El último ensayo de la obra, el pasado fin de semana y al parecer sin libreto previo ni consuetas, es una buena muestra del alto grado de pericia que han adquirido nuestros dos actores en el arte de fingir contradicciones cuando se tiene identificación de fondo, que es una de las esencias de este subgénero dramático. El público miraba incrédulo en el tablado al Sheriff lanzar su propuesta de referendo por la paz unida a su elección, sin previo aviso, sin inmutarse y con aire doctoral. La gente estaba sorprendida. Ninguna norma lo permitía ni este punto correspondía al orden del libreto original. Los más incautos se atemorizaron por la probable ruptura de la trama. La banda de Robin Hood, también en el escenario, ripostó enojada que eso era inaceptable y defendió su propuesta, aunque acotó al desgaire que los inamovibles en esta materia sean inconvenientes. Tras bambalinas se supo que ambos sabían todo y que el ensayo no era tan improvisado. De manera que, al más puro estilo de los farsantes (que son etimológicamente los actores de una farsa), la banda fingió indignarse y decretó una “pausa”, que el farsante que hace de Sheriff complementó llamando a casa a sus delegados. El público miraba a un lado y otro de la tramoya y no salía de su asombro. Como quedó de una pieza cuando unos minutos después, en el mismo ensayo, todos los farsantes se dieron las manos y declararon que se reunirían de inmediato para continuar con la redacción y demás preparativos del drama, como si nada hubiera pasado.
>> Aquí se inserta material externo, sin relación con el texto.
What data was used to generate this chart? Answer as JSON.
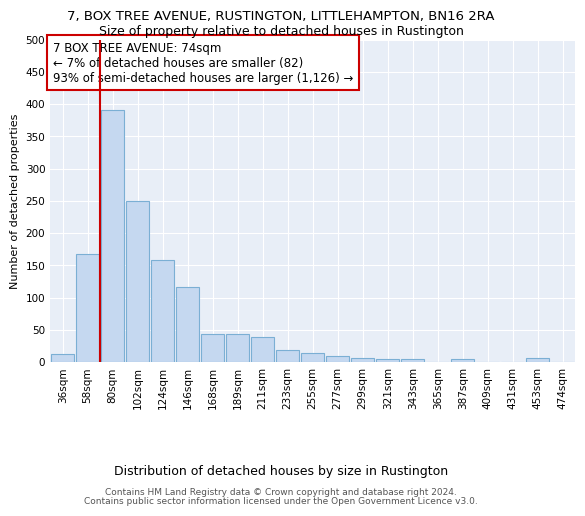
{
  "title1": "7, BOX TREE AVENUE, RUSTINGTON, LITTLEHAMPTON, BN16 2RA",
  "title2": "Size of property relative to detached houses in Rustington",
  "xlabel": "Distribution of detached houses by size in Rustington",
  "ylabel": "Number of detached properties",
  "categories": [
    "36sqm",
    "58sqm",
    "80sqm",
    "102sqm",
    "124sqm",
    "146sqm",
    "168sqm",
    "189sqm",
    "211sqm",
    "233sqm",
    "255sqm",
    "277sqm",
    "299sqm",
    "321sqm",
    "343sqm",
    "365sqm",
    "387sqm",
    "409sqm",
    "431sqm",
    "453sqm",
    "474sqm"
  ],
  "values": [
    13,
    167,
    390,
    250,
    158,
    117,
    43,
    43,
    38,
    19,
    14,
    9,
    6,
    5,
    4,
    0,
    5,
    0,
    0,
    6,
    0
  ],
  "bar_color": "#c5d8f0",
  "bar_edge_color": "#7bafd4",
  "vline_x_index": 2,
  "vline_color": "#cc0000",
  "annotation_text": "7 BOX TREE AVENUE: 74sqm\n← 7% of detached houses are smaller (82)\n93% of semi-detached houses are larger (1,126) →",
  "annotation_box_color": "#ffffff",
  "annotation_box_edge": "#cc0000",
  "ylim": [
    0,
    500
  ],
  "yticks": [
    0,
    50,
    100,
    150,
    200,
    250,
    300,
    350,
    400,
    450,
    500
  ],
  "bg_color": "#e8eef7",
  "footer1": "Contains HM Land Registry data © Crown copyright and database right 2024.",
  "footer2": "Contains public sector information licensed under the Open Government Licence v3.0.",
  "title1_fontsize": 9.5,
  "title2_fontsize": 9,
  "xlabel_fontsize": 9,
  "ylabel_fontsize": 8,
  "tick_fontsize": 7.5,
  "annotation_fontsize": 8.5,
  "footer_fontsize": 6.5
}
Pero después de tantos avatares de la trajinada farsa empieza a sentirse cansancio entre el público presente en las graderías. Cada vez se oyen más rechiflas y abucheos a los actores. Nadie se atreve ya a aplaudir. No solo eso: de los abucheos se ha pasado a los cacerolazos, las protestas y al bloqueo del teatro. La gente ha calado el trasfondo del engaño y parece que la obra difícilmente llegará a estrenarse, y de llegar a hacerlo, se le augura un estruendoso fracaso.